Une composition malheureusement bien effacée par les pas des Dignitaires qui se sont succédé dans cette Chapelle pendant plus de (II siècles). La où on s'attendrait, sur une Croix, à voir la tête du Christ, se dresse un monstre dont on voit bien que le haut du corps, c'est un homme dessiné de 3¼ qui se tourne vers la Gauche, ses Pectoraux puissants s'affirment au dessus des Intercostaux bien mis en valeur. La tête, au cou de Taureau et au front bombé, est tournée vers l'Adversaire éventuel que fixe un morne regard mais que menacent 2 petites cornes sombres nettement pointées vers lui. De ses bras robustes cet Athlète vigoureux semble tenir fermement une lance qui porte bannière, celle ci épouse le contour du dernier cercle du Labyrinthe et se déploie largement derrière sa tête, et on y lit en lettres capitales : "INOTAVR…" Nul doute sur l'identité du personnage, il s'agit bien du monstre né des amours contre nature de Pasiphaé, la femme de Minos, et du taureau envoyé par Poséidon, ce Minotaure que le Roi de Crète fit enfermer dans le Labyrinthe, construit à cet effet par le fameux architecte Dédale. La partie inférieure, bien abîmée, est plus énigmatique, est ce l'amorce d'un corps de Taureau à la robe brune, planté au milieu d'une verte prairie et dont nous ne voyons plus que le bas du poitrail ? Dans ce cas, l'artiste aurait dessiné plutôt un Centaure que le Minotaure qui avait le corps d'un Homme et la tête d'un Taureau.

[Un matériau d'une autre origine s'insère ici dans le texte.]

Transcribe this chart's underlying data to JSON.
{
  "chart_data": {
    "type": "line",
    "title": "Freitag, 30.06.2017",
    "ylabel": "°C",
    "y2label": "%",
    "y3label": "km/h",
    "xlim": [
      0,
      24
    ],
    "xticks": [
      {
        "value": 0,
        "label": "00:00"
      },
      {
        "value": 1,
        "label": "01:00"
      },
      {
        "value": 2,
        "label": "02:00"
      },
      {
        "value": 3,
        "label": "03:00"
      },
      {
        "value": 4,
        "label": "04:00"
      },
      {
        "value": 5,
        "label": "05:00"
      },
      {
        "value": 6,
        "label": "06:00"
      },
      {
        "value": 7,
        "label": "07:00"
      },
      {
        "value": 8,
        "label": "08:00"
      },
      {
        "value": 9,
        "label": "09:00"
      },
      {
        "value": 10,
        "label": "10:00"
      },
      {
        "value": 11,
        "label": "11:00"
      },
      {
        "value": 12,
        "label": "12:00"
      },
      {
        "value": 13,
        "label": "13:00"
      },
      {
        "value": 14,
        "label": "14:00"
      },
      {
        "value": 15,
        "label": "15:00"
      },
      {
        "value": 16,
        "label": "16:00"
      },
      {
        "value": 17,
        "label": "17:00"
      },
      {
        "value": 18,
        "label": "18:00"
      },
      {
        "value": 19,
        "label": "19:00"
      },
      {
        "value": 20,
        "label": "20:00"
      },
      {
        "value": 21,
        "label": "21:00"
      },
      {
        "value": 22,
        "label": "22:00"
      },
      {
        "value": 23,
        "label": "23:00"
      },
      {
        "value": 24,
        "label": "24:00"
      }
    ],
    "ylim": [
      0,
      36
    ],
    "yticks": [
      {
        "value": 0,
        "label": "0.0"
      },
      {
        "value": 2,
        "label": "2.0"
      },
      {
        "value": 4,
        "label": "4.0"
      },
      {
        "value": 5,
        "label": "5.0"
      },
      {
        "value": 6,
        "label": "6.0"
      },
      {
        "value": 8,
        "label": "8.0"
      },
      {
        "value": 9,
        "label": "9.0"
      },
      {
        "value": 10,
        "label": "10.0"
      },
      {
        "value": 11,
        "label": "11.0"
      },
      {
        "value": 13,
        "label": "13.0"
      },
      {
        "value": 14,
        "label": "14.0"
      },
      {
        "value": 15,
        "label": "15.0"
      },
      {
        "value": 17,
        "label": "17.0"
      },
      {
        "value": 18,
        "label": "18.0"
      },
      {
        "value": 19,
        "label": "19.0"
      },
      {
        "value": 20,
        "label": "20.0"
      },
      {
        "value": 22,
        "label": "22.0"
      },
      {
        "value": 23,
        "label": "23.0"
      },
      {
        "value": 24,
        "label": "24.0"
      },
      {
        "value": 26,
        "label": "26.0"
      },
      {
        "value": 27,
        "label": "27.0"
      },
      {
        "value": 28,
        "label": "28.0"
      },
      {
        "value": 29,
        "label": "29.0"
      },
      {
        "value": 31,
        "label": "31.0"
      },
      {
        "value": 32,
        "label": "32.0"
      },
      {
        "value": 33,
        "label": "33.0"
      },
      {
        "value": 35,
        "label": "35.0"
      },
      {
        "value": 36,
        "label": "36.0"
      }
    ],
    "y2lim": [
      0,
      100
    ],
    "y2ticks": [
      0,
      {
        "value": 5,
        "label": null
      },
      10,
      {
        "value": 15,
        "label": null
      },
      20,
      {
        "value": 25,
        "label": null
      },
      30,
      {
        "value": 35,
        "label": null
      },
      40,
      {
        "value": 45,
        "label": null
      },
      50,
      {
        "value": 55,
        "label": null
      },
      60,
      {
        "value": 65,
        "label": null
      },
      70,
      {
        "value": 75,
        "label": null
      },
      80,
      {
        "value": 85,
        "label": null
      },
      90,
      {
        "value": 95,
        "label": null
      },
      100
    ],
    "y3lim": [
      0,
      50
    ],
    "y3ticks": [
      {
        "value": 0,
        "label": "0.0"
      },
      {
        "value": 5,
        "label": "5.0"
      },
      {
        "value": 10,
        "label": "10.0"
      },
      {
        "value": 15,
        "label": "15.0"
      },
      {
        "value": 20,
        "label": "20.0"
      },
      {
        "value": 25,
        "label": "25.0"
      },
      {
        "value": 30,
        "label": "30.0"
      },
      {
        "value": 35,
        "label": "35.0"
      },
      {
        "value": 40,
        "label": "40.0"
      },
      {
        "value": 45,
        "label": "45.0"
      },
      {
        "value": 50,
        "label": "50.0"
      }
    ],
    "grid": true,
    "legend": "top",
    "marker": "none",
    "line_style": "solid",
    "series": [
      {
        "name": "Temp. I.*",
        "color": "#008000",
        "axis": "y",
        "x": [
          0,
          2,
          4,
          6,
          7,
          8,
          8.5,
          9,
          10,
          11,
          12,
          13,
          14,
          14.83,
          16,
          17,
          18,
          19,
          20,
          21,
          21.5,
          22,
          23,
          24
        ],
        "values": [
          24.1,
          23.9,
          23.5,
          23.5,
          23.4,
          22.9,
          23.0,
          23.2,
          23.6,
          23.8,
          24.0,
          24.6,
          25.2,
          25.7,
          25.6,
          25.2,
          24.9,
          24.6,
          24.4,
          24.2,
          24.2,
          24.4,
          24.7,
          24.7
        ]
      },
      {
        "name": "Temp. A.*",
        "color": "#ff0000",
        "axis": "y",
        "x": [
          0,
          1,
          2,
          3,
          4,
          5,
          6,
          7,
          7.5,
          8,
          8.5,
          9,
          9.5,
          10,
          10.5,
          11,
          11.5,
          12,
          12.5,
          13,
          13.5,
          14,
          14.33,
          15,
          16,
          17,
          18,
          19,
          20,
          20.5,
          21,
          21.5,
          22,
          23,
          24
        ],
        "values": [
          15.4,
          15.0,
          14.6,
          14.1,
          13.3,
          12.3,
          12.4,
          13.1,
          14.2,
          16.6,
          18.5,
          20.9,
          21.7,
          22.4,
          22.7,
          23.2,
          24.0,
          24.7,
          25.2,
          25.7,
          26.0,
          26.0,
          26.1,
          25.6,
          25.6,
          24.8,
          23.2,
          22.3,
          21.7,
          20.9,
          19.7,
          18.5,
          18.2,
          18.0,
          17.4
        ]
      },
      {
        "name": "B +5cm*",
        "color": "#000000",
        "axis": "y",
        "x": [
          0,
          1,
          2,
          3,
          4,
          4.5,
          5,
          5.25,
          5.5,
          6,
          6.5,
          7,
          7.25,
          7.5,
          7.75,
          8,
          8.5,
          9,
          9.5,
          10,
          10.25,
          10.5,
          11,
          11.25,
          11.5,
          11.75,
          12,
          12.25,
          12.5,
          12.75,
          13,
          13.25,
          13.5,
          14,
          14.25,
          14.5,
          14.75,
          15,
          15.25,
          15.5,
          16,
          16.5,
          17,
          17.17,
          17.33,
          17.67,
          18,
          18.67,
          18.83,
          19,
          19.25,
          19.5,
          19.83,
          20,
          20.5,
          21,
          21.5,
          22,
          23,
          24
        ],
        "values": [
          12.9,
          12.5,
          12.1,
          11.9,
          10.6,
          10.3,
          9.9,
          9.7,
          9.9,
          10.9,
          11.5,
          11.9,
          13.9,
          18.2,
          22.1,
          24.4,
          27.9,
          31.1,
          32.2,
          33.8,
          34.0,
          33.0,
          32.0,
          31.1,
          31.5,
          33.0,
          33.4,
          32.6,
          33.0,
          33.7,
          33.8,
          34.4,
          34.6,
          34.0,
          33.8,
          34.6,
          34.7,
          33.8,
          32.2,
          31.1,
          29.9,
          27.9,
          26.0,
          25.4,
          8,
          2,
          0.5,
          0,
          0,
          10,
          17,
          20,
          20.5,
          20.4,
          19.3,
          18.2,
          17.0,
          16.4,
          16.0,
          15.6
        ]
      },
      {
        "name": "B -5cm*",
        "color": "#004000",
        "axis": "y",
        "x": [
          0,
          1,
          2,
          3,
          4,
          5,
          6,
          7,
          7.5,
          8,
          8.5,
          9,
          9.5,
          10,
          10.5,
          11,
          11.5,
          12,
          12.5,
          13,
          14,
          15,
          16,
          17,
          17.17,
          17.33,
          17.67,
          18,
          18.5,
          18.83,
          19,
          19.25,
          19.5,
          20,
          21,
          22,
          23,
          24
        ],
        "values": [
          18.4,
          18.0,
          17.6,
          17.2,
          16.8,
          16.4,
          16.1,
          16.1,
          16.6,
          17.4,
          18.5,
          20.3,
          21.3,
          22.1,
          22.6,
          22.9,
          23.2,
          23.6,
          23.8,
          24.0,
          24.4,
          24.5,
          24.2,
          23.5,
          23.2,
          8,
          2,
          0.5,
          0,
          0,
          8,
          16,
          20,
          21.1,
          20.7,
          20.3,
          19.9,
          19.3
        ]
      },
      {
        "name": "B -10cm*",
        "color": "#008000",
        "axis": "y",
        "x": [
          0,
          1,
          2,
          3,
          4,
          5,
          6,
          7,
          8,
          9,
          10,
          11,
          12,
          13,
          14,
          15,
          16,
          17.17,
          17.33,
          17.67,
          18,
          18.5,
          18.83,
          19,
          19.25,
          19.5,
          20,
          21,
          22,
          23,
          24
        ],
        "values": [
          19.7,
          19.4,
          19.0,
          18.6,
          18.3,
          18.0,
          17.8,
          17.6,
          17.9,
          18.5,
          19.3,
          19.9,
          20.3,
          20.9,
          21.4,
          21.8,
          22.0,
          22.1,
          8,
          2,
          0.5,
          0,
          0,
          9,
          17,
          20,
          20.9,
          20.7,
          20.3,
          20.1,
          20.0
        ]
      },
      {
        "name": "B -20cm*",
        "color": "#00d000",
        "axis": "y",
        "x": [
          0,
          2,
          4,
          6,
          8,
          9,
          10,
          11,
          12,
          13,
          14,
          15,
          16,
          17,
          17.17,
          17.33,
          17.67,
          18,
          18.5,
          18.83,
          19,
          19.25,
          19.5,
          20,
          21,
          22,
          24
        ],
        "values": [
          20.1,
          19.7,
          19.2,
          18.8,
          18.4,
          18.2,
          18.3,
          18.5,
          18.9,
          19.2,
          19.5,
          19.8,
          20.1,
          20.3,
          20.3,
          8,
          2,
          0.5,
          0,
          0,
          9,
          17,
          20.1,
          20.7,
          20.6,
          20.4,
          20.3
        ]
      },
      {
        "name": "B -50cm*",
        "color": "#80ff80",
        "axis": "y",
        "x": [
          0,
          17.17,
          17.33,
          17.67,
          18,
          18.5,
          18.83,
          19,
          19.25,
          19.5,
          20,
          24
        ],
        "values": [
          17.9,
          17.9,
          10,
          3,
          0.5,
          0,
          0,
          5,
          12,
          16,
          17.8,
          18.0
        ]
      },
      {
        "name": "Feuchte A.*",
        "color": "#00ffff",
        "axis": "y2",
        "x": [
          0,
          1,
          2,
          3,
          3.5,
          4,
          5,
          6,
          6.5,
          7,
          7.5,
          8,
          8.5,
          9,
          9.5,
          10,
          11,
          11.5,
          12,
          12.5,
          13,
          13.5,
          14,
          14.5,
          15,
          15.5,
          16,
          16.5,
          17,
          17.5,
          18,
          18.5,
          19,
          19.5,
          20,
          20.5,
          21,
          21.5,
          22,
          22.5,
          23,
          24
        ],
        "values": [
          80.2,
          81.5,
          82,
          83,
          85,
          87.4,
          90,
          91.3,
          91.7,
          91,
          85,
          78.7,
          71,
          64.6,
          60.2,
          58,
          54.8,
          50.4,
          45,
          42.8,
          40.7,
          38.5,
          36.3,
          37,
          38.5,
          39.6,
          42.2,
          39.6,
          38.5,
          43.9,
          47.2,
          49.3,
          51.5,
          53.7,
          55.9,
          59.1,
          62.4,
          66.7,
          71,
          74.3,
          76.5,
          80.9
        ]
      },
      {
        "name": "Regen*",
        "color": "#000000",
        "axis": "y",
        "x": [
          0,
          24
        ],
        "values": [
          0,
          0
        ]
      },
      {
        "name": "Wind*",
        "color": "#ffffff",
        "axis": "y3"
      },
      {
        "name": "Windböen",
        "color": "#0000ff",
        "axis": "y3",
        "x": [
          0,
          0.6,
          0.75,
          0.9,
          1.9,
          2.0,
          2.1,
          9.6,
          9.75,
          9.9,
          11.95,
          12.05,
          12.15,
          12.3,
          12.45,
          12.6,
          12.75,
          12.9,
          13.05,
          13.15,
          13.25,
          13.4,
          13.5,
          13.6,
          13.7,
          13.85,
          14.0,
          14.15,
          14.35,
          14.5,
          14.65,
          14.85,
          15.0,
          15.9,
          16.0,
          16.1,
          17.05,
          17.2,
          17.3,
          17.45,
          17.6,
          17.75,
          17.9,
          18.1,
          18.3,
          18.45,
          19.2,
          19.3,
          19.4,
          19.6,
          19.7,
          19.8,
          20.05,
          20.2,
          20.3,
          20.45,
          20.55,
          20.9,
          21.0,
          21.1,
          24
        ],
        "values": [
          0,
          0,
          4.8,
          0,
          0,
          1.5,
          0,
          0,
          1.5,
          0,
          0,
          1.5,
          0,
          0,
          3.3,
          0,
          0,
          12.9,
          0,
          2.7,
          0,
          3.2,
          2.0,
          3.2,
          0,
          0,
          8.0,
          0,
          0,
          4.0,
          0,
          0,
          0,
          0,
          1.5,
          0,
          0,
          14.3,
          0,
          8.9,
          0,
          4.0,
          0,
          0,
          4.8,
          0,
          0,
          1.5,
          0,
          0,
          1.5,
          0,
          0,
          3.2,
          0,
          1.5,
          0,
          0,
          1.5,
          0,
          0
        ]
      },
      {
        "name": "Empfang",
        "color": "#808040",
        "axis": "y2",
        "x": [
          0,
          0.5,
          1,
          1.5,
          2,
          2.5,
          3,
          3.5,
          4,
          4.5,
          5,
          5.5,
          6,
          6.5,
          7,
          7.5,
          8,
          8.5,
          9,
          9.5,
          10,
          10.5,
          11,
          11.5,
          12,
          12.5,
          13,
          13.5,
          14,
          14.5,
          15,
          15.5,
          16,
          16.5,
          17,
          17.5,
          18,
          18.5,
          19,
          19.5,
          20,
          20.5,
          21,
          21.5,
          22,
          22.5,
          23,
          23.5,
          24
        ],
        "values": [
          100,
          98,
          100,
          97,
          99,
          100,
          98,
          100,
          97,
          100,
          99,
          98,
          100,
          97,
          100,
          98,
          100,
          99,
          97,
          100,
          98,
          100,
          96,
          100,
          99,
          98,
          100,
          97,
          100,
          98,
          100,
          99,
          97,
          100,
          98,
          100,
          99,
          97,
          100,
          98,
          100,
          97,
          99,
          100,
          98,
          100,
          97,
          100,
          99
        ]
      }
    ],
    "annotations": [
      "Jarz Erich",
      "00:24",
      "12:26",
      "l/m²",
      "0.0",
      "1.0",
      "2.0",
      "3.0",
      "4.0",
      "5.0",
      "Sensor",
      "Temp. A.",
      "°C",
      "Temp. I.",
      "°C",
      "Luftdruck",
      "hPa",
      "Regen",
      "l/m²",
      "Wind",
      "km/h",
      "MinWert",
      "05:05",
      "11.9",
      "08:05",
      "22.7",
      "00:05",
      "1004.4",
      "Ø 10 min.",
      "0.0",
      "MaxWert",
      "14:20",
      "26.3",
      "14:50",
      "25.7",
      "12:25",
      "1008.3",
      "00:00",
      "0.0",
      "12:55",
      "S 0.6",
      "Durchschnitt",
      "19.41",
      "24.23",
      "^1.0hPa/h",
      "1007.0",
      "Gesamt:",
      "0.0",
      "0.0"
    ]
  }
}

Gratien Leblanc considère que le Labyrinthe de Mirepoix a été posé ultérieurement à l'édification de la Chapelle Ste Agathe, soit entre (1520)-(1525) "terminus a quo - premier Jour" et (1537) "terminus ad quem - dernier Jour". Il s'agit du dernier Labyrinthe d'église conçu en Occident. Philippe de Lévis témoigne là d'une sorte de fidélité au temps de sa jeunesse, partant, au chemin de toute une vie, puisque, dès l'âge de 13 ans, il avait pu admirer le Labyrinthe installé à Toulouse dans la Chapelle de la Prévôté.